The Federal list of endangered and threatened wildlife and plants maintained by the U.S. Fish and Wildlife Service determines whether a plant or animal species receives protection under the Endangered Species Act. An “endangered” species is one that is in danger of extinction throughout all or a significant portion of its range. A “threatened” species is one that is likely to become endangered in the foreseeable future. Florida has 114 federally endangered or threatened species.
State of Florida
The Florida Fish and Wildlife Conservation Commission (FWC) administers and maintains the state list of animals designated as endangered, threatened, or species of special concern. Florida currently has 117 state listed animals.
The Florida Department of Agriculture and Consumer Services administers and maintains the state lists of plants designated as endangered, threatened, and commercially exploited, known as the Regulated Plant Index.
Natural Heritage Program
The Florida Natural Areas Inventory (FNAI) tracks over 1000 plants, animals and natural communities in Florida.
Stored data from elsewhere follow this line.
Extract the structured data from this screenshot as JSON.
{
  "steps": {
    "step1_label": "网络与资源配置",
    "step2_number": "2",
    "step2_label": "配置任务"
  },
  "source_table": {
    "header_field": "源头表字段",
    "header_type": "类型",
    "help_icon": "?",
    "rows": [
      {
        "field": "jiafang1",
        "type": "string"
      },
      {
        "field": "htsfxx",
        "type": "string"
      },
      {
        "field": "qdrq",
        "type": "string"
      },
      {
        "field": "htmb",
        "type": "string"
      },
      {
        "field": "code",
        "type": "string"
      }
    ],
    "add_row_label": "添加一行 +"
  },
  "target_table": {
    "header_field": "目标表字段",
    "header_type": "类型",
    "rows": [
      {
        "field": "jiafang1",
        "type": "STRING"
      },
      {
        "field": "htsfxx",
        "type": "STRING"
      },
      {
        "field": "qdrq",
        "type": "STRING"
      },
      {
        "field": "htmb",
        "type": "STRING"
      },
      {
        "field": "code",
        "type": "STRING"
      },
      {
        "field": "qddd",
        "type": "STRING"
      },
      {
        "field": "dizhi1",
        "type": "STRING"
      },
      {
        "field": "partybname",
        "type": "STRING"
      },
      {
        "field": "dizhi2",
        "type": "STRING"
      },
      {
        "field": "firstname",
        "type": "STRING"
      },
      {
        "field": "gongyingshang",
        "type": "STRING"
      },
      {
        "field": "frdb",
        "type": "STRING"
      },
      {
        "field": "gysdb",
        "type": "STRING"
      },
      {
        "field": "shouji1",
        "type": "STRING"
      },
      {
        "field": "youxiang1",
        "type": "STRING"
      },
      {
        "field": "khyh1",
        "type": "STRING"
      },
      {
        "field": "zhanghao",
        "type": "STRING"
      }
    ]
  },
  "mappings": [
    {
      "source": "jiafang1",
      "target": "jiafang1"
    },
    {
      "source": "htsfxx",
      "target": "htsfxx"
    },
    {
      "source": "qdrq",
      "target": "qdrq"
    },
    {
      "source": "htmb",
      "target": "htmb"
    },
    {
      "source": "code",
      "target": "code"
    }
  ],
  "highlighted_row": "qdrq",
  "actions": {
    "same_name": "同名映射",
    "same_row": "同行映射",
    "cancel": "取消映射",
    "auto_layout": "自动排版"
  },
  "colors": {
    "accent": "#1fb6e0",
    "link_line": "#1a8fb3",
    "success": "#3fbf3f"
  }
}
FNAI uses a ranking system developed by The Nature Conservancy and the Natural Heritage Program Network to assign two ranks to each element (species or natural community) it tracks. The global rank is based on an element's worldwide status; the state rank is based on the status of the element in Florida. Element ranks are based on many factors, the most important ones being estimated number of element occurrences, estimated abundance (number of individuals for species; area for natural communities), range, estimated adequately protected EOs, relative threat of destruction, and ecological fragility.
Exotic Pest Plant Council
The Florida Exotic Pest Plant Council compiles invasive species lists for Florida. Invasive plants listed as Category I are known to cause significant ecological damage. Invasive plants listed as Category II have increased in abundance or frequency in Florida but are not yet as damaging as Category I species.